Osoba, która weszła w posiadanie strzykawki znalezionej w domu Michaela Jacksona, chce wystawić przedmiot na aukcji! "To chore" - nie mają wątpliwości media opisujące skandaliczny pomysł.
To właśnie za pomocą tej strzykawki artyście zaaplikowano śmiertelną dawkę lekarstw, która odprowadziła do zatrzymania akcji serca "Jacko" i jego śmierć. Jak donosi "Daily Mirror", osoba, która weszła w posiadanie przedmiotu, chce wystawić strzykawkę na aukcji. Tabloid twierdzi, że strzykawka może osiągnąć cenę nawet do 5 milionów dolarów!
O całej sprawie wiedzą ponoć prawnicy rodziny Jacksonów, a także członkowie klanu: Janet i Tito.
"Są wściekli i rozdrażnieni, że ktoś po raz kolejny chce zarobić pieniądze na śmierci ich brata" - twierdzi osoba z otoczenia Jacksonów.
"To chore.
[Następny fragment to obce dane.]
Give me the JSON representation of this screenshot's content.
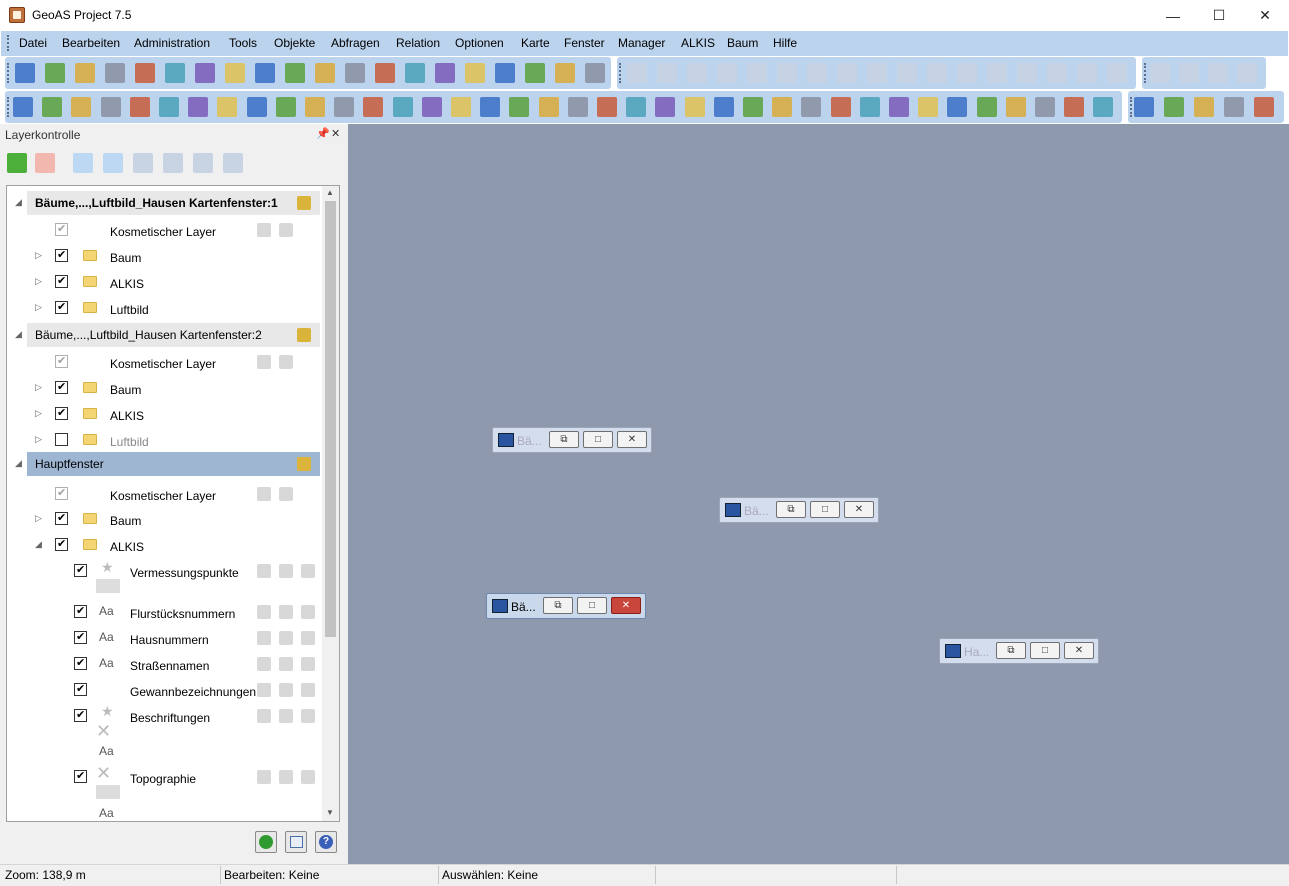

Strzykawka będzie najbardziej niesmacznym przedmiotem wystawionym na aukcji w dziejach!" - czytamy w "Daily Mirror".
Gazeta podkreśla, że przedmiot może zostać legalnie wystawiony na aukcji, gdyż nie jest już potrzebny w śledztwie dotyczącym śmierci Michaela Jacksona.
Mężczyzna, który zawłaszczył strzykawkę, spotkał się już z grupą prawników. Posiadacz przedmiotu chce mieć pewność, że może legalnie wystawić strzykawkę na aukcji. Być przedmiot zostanie wystawiony na sprzedaż, ale nie na terenie Stanów Zjednoczonych.